<新興国eye>トルコ4月CPI、前年比69.8%上昇に加速―前月比も3.18%上昇に加速

新興国

2024/5/9 8:45

 トルコ統計局が先週末(3日)発表した4月CPI(消費者物価指数、03年=100)は前年比69.8%上昇と、前月(3月)の同68.5%上昇を上回り、6カ月連続で伸びが加速、22年11月(84.39%上昇)以来、約1年5カ月ぶりの高い伸びとなった。ただ、市場予想(70.33%上昇)をやや下回った。

 同国のインフレ率はウクライナ戦争の勃発(22年2月24日)と、それに伴う西側の対ロ経済制裁により、エネルギー価格の高騰と、中銀の利下げに伴う通貨トルコリラの急落が加わり、21年6月(前年比17.53%上昇)から22年10月(同85.51%上昇)まで17カ月連続で急加速した。翌11月(同84.39%上昇)から23年6月まで減速したが、最近は再加速傾向にある。23年7ー9月は加速、10月は減速したものの、11月以降、6カ月連続で加速している。

 前月比(全体指数)は3.18%上昇と、前月(3月)の3.16%上昇を上回り、3カ月ぶりに伸びが加速、2月(4.53%上昇)以来、2カ月ぶりの高い伸びとなった。ただ、23年10月以降はホテル・カフェの新年価格改定や最低賃金の引き上げに伴う1月の6.70%上昇や2月の4.53%上昇を除けば、3%台前半で推移しており、23年7月の9.49%上昇をピークに低下傾向にある。

 メフメト・シムシェク財務相は4月インフレ統計の結果について、「前月比の伸びは予想通りだった。年間インフレ率は5月にピークに達したあと、我々の予測通り急激に低下し始めるだろう。従って、インフレとの戦いはやがて終わり、ディスインフレのプロセス(インフレの低下基調)に入る」と楽観的に見ている。市場では過去の利上げサイクル(23年6月から24年3月まで計36.5ポイント利上げ)のインフレ抑制効果により、インフレ率は24年末までに43.5%上昇に低下すると予想しており、中銀に対する金融引き締め圧力は続くと見ている。

 セクター別(前月比)のインフレ率は、酒・たばこが9.56%上昇(前月は0.02%低下)と、最も高い伸びとなった。次いで、ホテル・カフェ・レストランが4.69%上昇(同3.95%上昇)、アパレル・靴は4.58%上昇(同2.64%上昇)、家具・生活用品は4.11%上昇(同3.23%上昇)、どのカテゴリーにも入らないその他商品・サービスは3.52%上昇(同3.24%上昇)と、いずれも全体の伸び(3.18%上昇)を上回った。

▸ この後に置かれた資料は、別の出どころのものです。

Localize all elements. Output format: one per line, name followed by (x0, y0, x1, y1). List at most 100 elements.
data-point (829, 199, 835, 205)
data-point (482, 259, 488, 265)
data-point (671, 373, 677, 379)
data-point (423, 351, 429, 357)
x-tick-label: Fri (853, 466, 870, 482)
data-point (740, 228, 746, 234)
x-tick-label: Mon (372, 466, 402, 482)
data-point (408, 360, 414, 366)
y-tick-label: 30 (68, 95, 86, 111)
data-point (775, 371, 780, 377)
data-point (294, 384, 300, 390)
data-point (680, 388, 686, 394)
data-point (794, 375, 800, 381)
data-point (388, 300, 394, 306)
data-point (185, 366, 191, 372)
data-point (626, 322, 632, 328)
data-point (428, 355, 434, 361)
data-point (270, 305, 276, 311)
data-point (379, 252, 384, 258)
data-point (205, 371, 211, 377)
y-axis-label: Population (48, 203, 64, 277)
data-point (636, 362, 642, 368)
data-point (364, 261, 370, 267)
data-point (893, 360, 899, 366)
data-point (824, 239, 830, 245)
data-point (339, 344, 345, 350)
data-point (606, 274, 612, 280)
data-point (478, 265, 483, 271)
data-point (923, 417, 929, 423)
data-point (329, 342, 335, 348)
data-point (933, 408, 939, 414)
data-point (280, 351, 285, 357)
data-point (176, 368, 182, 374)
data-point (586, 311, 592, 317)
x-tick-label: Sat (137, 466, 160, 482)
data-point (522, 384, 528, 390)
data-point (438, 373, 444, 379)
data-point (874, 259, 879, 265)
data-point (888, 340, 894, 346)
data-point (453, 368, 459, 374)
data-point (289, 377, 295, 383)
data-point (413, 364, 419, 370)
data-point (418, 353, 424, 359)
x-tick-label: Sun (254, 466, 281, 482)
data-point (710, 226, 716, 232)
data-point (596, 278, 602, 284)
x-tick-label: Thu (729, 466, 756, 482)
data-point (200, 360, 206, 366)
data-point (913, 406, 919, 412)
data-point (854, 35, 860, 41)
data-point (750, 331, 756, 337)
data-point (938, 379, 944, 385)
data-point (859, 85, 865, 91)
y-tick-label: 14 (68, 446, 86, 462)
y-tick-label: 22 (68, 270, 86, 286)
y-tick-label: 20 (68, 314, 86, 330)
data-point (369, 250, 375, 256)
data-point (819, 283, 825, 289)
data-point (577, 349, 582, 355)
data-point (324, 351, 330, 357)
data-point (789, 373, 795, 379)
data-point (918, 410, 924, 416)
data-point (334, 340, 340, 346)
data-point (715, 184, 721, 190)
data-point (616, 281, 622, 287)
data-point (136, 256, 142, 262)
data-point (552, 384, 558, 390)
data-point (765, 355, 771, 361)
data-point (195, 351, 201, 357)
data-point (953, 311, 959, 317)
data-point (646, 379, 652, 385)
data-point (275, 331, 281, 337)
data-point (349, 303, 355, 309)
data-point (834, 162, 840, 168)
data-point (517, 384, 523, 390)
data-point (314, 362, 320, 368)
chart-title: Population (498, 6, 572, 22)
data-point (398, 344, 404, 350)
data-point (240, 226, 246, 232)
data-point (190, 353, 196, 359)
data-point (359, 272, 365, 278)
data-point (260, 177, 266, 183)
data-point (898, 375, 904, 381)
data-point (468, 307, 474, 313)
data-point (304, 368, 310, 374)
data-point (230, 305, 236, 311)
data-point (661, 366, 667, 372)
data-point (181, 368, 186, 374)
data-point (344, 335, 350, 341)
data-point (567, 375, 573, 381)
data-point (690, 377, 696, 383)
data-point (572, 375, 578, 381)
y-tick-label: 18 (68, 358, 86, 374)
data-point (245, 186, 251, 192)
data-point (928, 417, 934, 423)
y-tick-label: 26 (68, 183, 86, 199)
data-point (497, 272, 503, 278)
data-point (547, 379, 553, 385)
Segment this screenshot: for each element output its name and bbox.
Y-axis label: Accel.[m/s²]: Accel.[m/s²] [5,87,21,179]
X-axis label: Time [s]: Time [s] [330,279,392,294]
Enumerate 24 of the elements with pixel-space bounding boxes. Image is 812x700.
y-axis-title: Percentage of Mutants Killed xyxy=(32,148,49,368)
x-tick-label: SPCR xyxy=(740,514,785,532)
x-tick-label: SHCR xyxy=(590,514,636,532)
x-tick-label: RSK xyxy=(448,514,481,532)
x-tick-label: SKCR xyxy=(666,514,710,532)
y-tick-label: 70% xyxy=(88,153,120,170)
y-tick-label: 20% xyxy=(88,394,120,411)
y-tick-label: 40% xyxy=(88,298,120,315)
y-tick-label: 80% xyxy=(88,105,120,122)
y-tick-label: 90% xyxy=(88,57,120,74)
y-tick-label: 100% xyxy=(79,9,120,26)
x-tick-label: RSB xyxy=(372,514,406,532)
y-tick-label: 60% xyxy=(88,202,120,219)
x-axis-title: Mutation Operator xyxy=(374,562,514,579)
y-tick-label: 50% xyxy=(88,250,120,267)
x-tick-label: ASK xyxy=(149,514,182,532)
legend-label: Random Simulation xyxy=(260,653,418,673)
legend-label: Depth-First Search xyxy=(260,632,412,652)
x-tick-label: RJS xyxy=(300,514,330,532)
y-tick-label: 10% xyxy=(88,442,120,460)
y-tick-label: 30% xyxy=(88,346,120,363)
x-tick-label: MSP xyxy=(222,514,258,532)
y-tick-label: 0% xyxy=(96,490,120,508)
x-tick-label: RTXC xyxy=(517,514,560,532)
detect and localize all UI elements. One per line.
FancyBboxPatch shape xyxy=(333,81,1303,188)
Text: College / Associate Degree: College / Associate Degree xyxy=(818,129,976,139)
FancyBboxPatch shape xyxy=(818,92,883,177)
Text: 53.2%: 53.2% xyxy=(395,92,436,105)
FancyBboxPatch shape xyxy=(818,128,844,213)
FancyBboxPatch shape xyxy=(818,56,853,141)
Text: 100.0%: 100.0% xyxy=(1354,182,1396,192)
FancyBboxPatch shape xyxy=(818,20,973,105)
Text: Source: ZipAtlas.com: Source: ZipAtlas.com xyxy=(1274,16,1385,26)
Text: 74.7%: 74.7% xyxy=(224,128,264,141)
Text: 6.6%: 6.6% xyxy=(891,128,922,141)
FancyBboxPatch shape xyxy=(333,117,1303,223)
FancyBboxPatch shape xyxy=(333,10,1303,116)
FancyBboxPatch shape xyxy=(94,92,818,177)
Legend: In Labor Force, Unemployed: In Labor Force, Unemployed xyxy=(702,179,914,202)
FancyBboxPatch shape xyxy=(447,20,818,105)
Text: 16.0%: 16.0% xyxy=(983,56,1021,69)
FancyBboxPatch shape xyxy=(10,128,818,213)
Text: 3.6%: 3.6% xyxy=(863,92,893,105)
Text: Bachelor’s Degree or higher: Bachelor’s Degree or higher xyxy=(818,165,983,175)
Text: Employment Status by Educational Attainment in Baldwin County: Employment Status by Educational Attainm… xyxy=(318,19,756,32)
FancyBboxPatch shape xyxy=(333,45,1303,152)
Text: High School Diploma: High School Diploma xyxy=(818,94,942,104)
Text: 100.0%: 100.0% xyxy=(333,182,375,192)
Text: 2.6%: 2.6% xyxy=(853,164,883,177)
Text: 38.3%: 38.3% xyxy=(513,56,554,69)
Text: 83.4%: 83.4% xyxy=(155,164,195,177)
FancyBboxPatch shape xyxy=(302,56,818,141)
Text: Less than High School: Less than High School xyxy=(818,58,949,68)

 このほか、通信は3.18%上昇(同5.65%上昇)、教育は2.97%上昇(同13.08%上昇)、運輸は2.81%上昇(同1.73%上昇)、食品・生鮮飲料水は2.78%上昇(同3.4%上昇)、レクリエーション・文化は2.62%上昇(同3.74%上昇)、天然ガス料金を含む住宅(光熱費や修理費)は1.38%上昇(同3.42%上昇)。対照的に、最も低い伸びとなったのはヘルス(薬局・美容)の1.03%上昇(同1.42%上昇)だった。

 他方、セクター別の前年比(全体指数)は、教育が103.86%上昇(前月は104.07%上昇)と、最も高い伸びとなった。次いで、ホテル・カフェ・レストランが95.82%上昇(同94.97%上昇)、運輸は80.39%上昇(同79.92%上昇)、酒・たばこは78.53%上昇(同62.98%上昇)、ヘルスは77.67%上昇(同80.25%上昇)と、いずれも全体の伸び(69.8%上昇)を上回った。

 このほか、食品・生鮮飲料水は68.50%上昇(同70.41%上昇)、家具・生活用品が67.88%上昇(同63.72%上昇)、レクリエーション・文化は66.99%上昇(同66.85%上昇)、その他商品・サービスは66.12%上昇(同62.74%上昇)、住宅は55.55%上昇(同51.17%上昇)、通信は55.40%上昇(同59.54%上昇)。対照的に、アパレル・靴が51.20%上昇(同50.10%上昇)と、最も低い伸びとなった。

 中銀はインフレ率が5月に前年比73-75%上昇でピークに達すると予想している。2月8日に発表した最新の四半期インフレ報告書では、24年末時点のインフレ見通し(中心値)を36%上昇、25年末時点の見通しを14%と予想している。ちなみに23年は64.8%上昇だった。